Parallèlement, la promotion des véhicules électriques continue de s'intensifier en Europe, même si des acteurs clés comme Tesla peinent à maintenir leurs parts de marché. Des questions plus larges se posent quant à la durabilité du secteur technologique, à la sécurité des données et à l'éthique de l'IA, d'autant plus que les applications basées sur l'IA commencent à influencer les décisions financières et les opérations commerciales.

Une route complexe à parcourir

Les défis économiques de l'Allemagne sont interdépendants. Les chocs externes liés aux conflits commerciaux mondiaux, les débats politiques internes sur le travail et la fiscalité, ainsi que les changements structurels dans les comportements de consommation, contribuent tous à un ralentissement généralisé. Malgré des signes isolés de résilience – comme les efforts visant à alléger le coût de la vie ou à améliorer les chaînes d'approvisionnement –, les pressions fondamentales demeurent fortes.
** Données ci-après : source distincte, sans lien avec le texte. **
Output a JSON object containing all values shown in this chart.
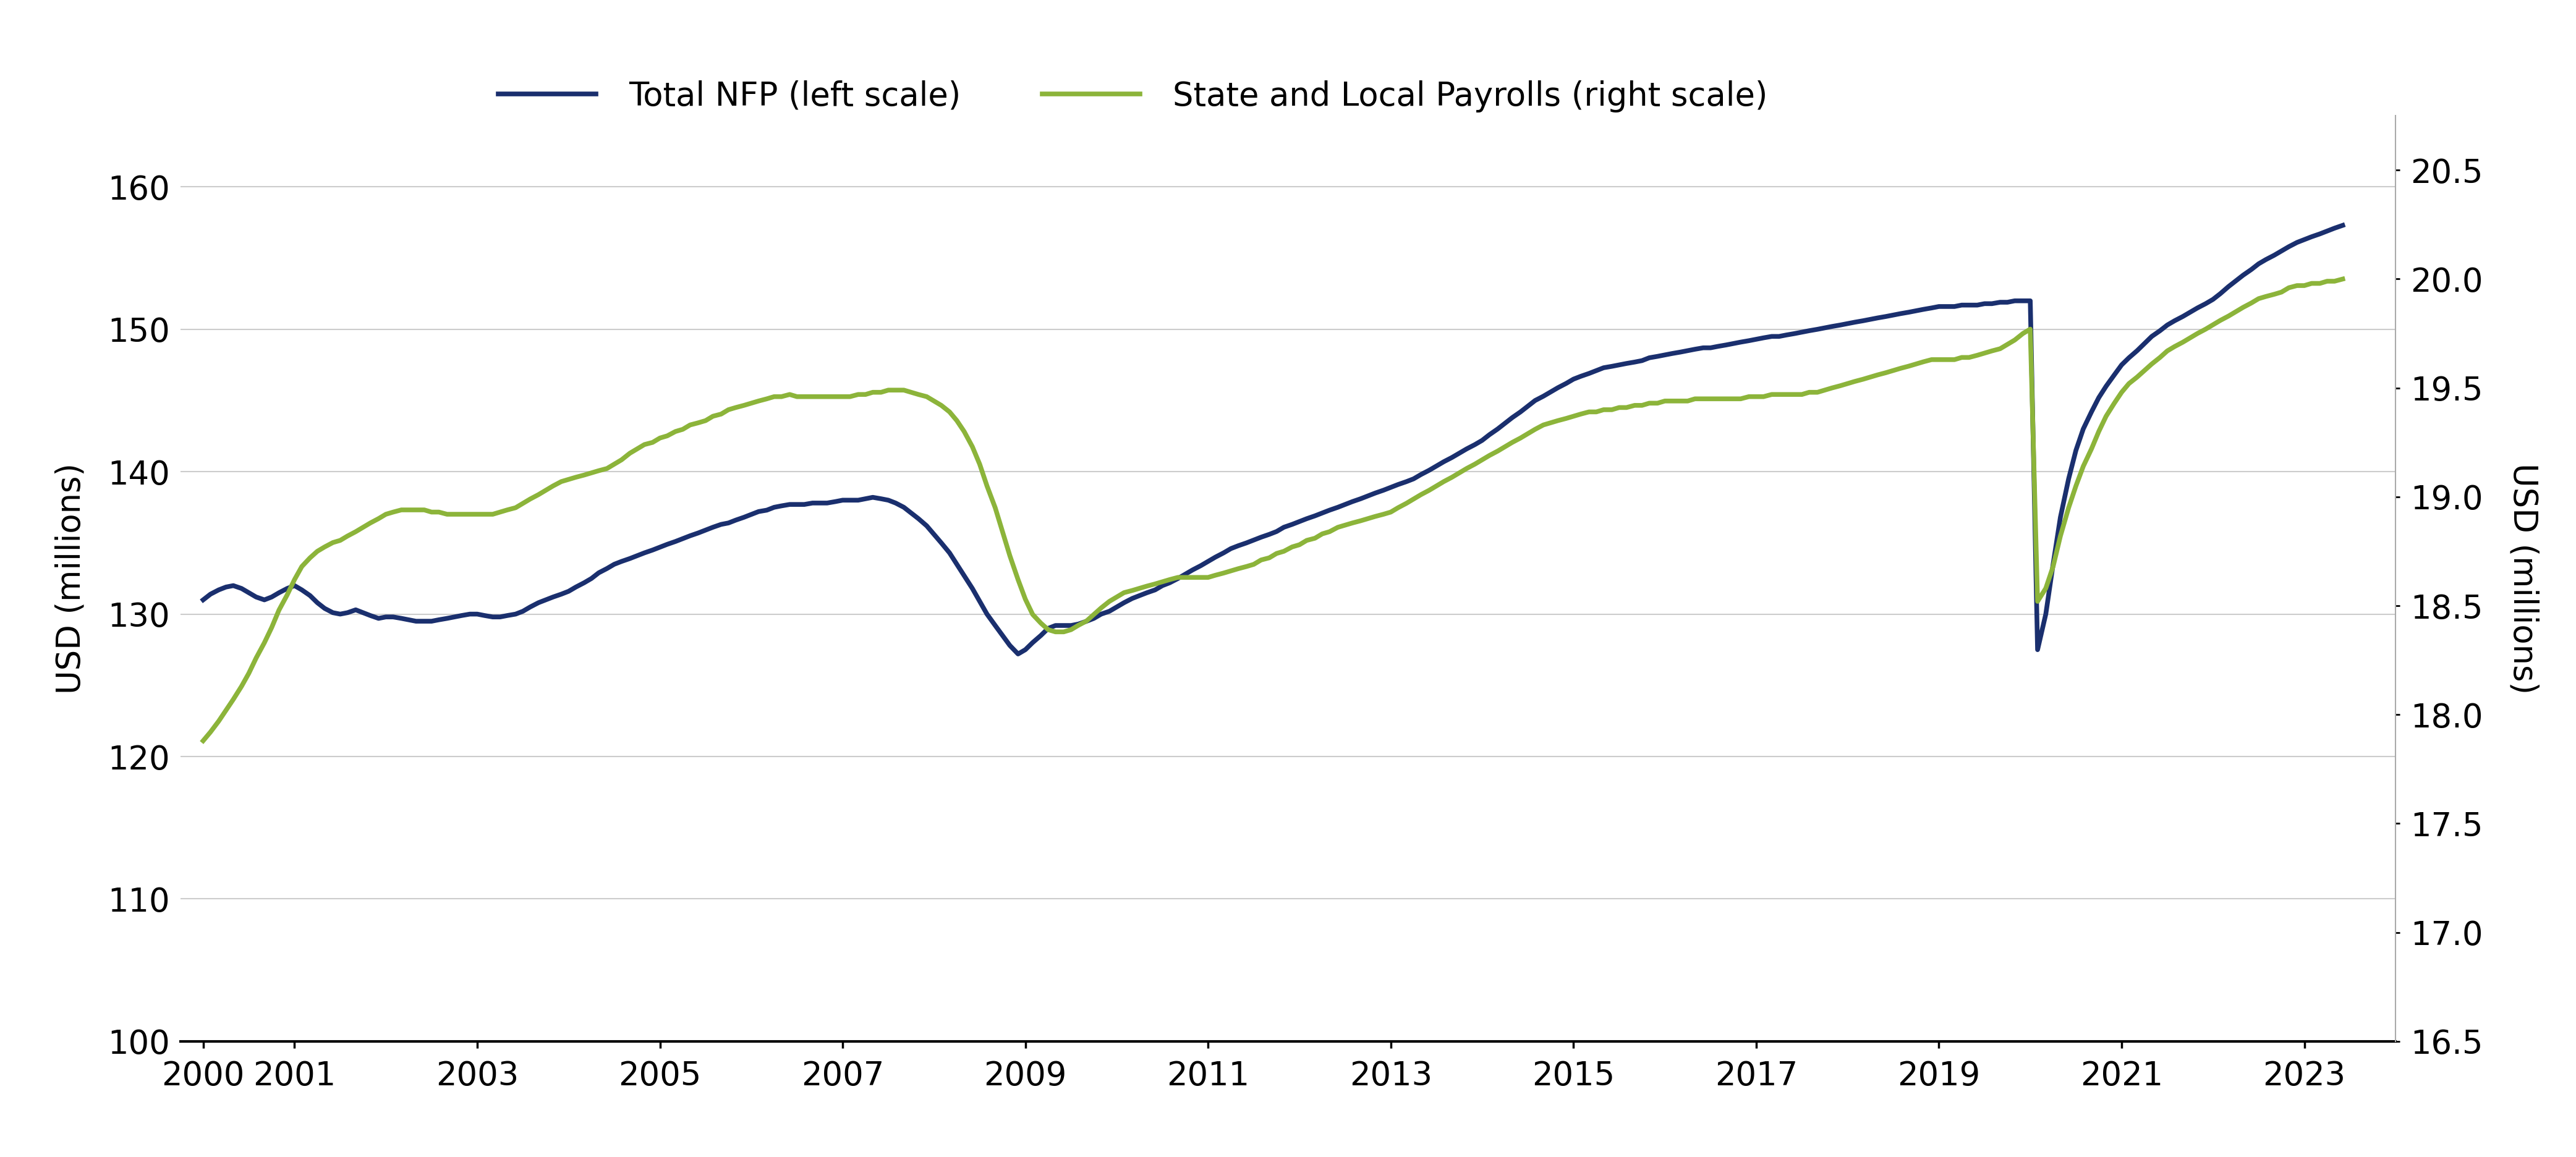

Les appels à des réformes structurelles se font de plus en plus pressants. Qu'il s'agisse de réforme fiscale, de déréglementation ciblée ou de nouveaux investissements dans les infrastructures numériques, les économistes s'accordent à dire que des changements importants sont nécessaires pour empêcher une nouvelle érosion de la compétitivité. Mais trouver un consensus dans un environnement politique et économique fragmenté demeure un défi.